26/07/2022
"Les perroquets n'ont jamais honte"
(Mes photos- Résilience. A Charleston, Caroline du Sud, en juillet 2016)
Nous assistons en Roumanie à une tentative sournoise de réhabilitation de la Securitate (la colonne vertébrale du totalitarisme communiste), et aussi du rôle des Services. Pour un bon nombre de Roumains, vivre dans un régime totalitaire a été une expérience traumatisante. Pour d’autres, pas spécialement. Ils ont collaboré en vrais patriotes. Et c’est justement sur cette corde sensible touchant à l’appartenance et à l’identité (nationale, religieuse) que joue de nouveau le patriotisme. Après un traumatisme, de quelque nature que ce soit, le temps pour vivre sa peine ou sa colère, pour l’exprimer, est important. Si nous tournons la page rapidement, des sentiments feront surface plus tard et se transformeront en maladie ou en dépression. Le déni qui permet de ne pas souffrir, écrit Boris Cyrulnik (Mourir de dire. La honte, Editions Odile Jacob, 2010), n’est jamais un facteur de résilience, puisque le blessé ne peut rien faire de sa blessure. Ce qui se passe maintenant en Roumanie est une forme de déni. Les générations passent, on compte sur l’oubli, mais surtout sur la réécriture perverse de l’histoire et la manipulation des émotions.

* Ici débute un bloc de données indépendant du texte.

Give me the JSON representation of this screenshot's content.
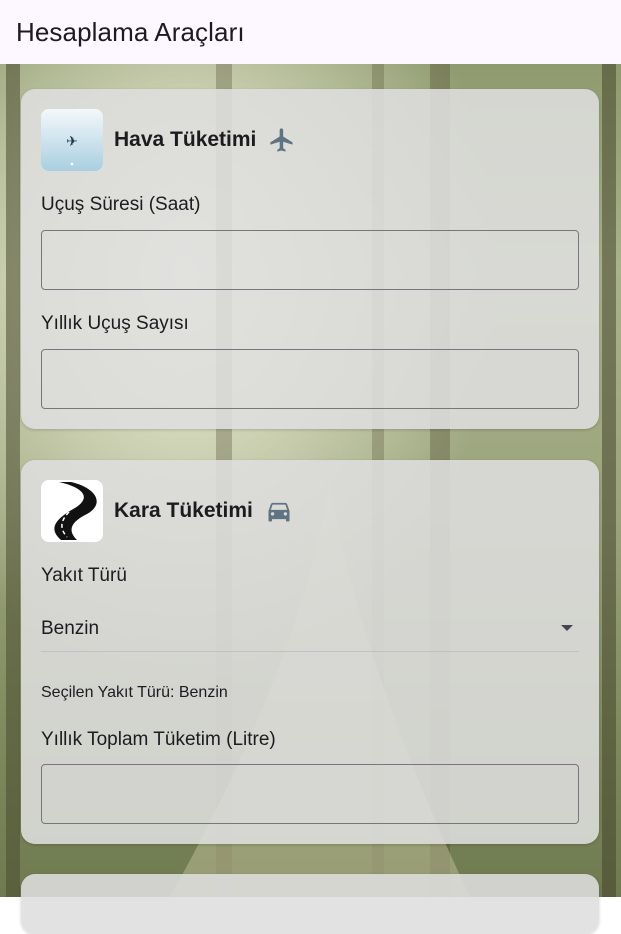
{
  "appbar": {
    "title": "Hesaplama Araçları"
  },
  "air_card": {
    "title": "Hava Tüketimi",
    "icon": "airplane-icon",
    "fields": [
      {
        "label": "Uçuş Süresi (Saat)",
        "value": ""
      },
      {
        "label": "Yıllık Uçuş Sayısı",
        "value": ""
      }
    ]
  },
  "land_card": {
    "title": "Kara Tüketimi",
    "icon": "car-icon",
    "fuel_label": "Yakıt Türü",
    "fuel_selected": "Benzin",
    "selected_note": "Seçilen Yakıt Türü: Benzin",
    "consumption_label": "Yıllık Toplam Tüketim (Litre)",
    "consumption_value": ""
  },
  "colors": {
    "appbar_bg": "#fdf7ff",
    "card_bg": "#dedede",
    "icon_color": "#5f7383",
    "field_border": "#79747e"
  }
}
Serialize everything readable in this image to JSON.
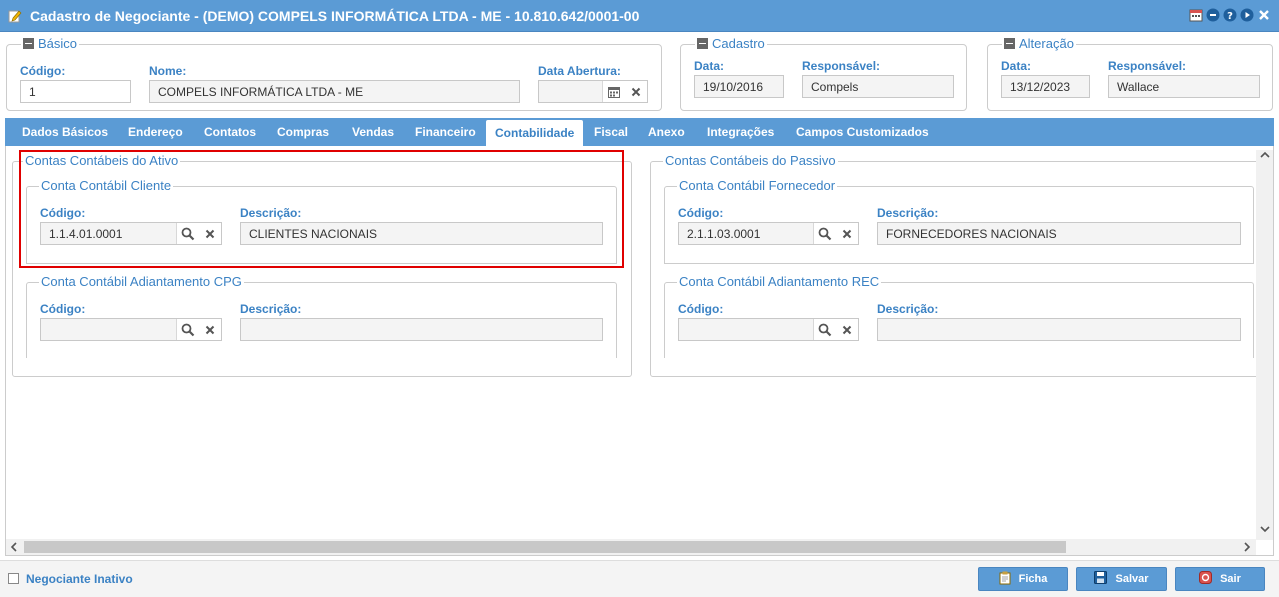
{
  "window": {
    "title": "Cadastro de Negociante - (DEMO) COMPELS INFORMÁTICA LTDA - ME - 10.810.642/0001-00",
    "icons": [
      "calendar-icon",
      "minimize-icon",
      "help-icon",
      "play-icon",
      "close-icon"
    ]
  },
  "basico": {
    "legend": "Básico",
    "codigo_label": "Código:",
    "codigo_value": "1",
    "nome_label": "Nome:",
    "nome_value": "COMPELS INFORMÁTICA LTDA - ME",
    "abertura_label": "Data Abertura:",
    "abertura_value": ""
  },
  "cadastro": {
    "legend": "Cadastro",
    "data_label": "Data:",
    "data_value": "19/10/2016",
    "resp_label": "Responsável:",
    "resp_value": "Compels"
  },
  "alteracao": {
    "legend": "Alteração",
    "data_label": "Data:",
    "data_value": "13/12/2023",
    "resp_label": "Responsável:",
    "resp_value": "Wallace"
  },
  "tabs": [
    {
      "label": "Dados Básicos"
    },
    {
      "label": "Endereço"
    },
    {
      "label": "Contatos"
    },
    {
      "label": "Compras"
    },
    {
      "label": "Vendas"
    },
    {
      "label": "Financeiro"
    },
    {
      "label": "Contabilidade",
      "active": true
    },
    {
      "label": "Fiscal"
    },
    {
      "label": "Anexo"
    },
    {
      "label": "Integrações"
    },
    {
      "label": "Campos Customizados"
    }
  ],
  "ativo": {
    "legend": "Contas Contábeis do Ativo",
    "cliente": {
      "legend": "Conta Contábil Cliente",
      "codigo_label": "Código:",
      "codigo_value": "1.1.4.01.0001",
      "descricao_label": "Descrição:",
      "descricao_value": "CLIENTES NACIONAIS"
    },
    "adiantamento": {
      "legend": "Conta Contábil Adiantamento CPG",
      "codigo_label": "Código:",
      "codigo_value": "",
      "descricao_label": "Descrição:",
      "descricao_value": ""
    }
  },
  "passivo": {
    "legend": "Contas Contábeis do Passivo",
    "fornecedor": {
      "legend": "Conta Contábil Fornecedor",
      "codigo_label": "Código:",
      "codigo_value": "2.1.1.03.0001",
      "descricao_label": "Descrição:",
      "descricao_value": "FORNECEDORES NACIONAIS"
    },
    "adiantamento": {
      "legend": "Conta Contábil Adiantamento REC",
      "codigo_label": "Código:",
      "codigo_value": "",
      "descricao_label": "Descrição:",
      "descricao_value": ""
    }
  },
  "footer": {
    "inativo_label": "Negociante Inativo",
    "ficha_label": "Ficha",
    "salvar_label": "Salvar",
    "sair_label": "Sair"
  },
  "colors": {
    "accent": "#5b9bd5",
    "label": "#3b82c4",
    "highlight": "#e00000"
  }
}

Il y a plusieurs voies pour s’en sortir après une expérience traumatisante. Je peux me soumettre aux impératifs du groupe, afin de devenir anormalement normal, comme tout le monde, un clone culturel archi-convenable. Une pensée consensuelle, un « oubli » de cette étape de la vie, bien que cela soit impossible. Je peux me soumettre à une force suprahumaine, transcendante, où la soumission est une valeur morale qui glorifie ceux qui rentrent dans le rang. C’est la religion qui, après la parenthèse communiste, revient en force, et s’identifie au patriotisme. Juste un autre totalitarisme. Mais je peux aussi prendre une voie individuelle, chercher et trouver au fond de moi des valeurs personnelles acquises au cours de ma propre histoire et découvrir une sorte de mythe intime, « à la carte », qui thématise mon existence, et qui vaut pour moi et pas forcément pour le groupe. Les sociétés totalitaires ont horreur de cette liberté intime, car elle échappe au contrôle du chef. Les totalitarismes, religieux ou profanes, sont révulsés par les mondes intimes où la personne n’a pas besoin du soutien consensuel. Car voilà l’essence du contrat pervers: la solidarité sera grande pour les personnalités ainsi rabotées, puisqu'elles se soumettent à la loi du groupe. « Les perroquets n’ont jamais honte ».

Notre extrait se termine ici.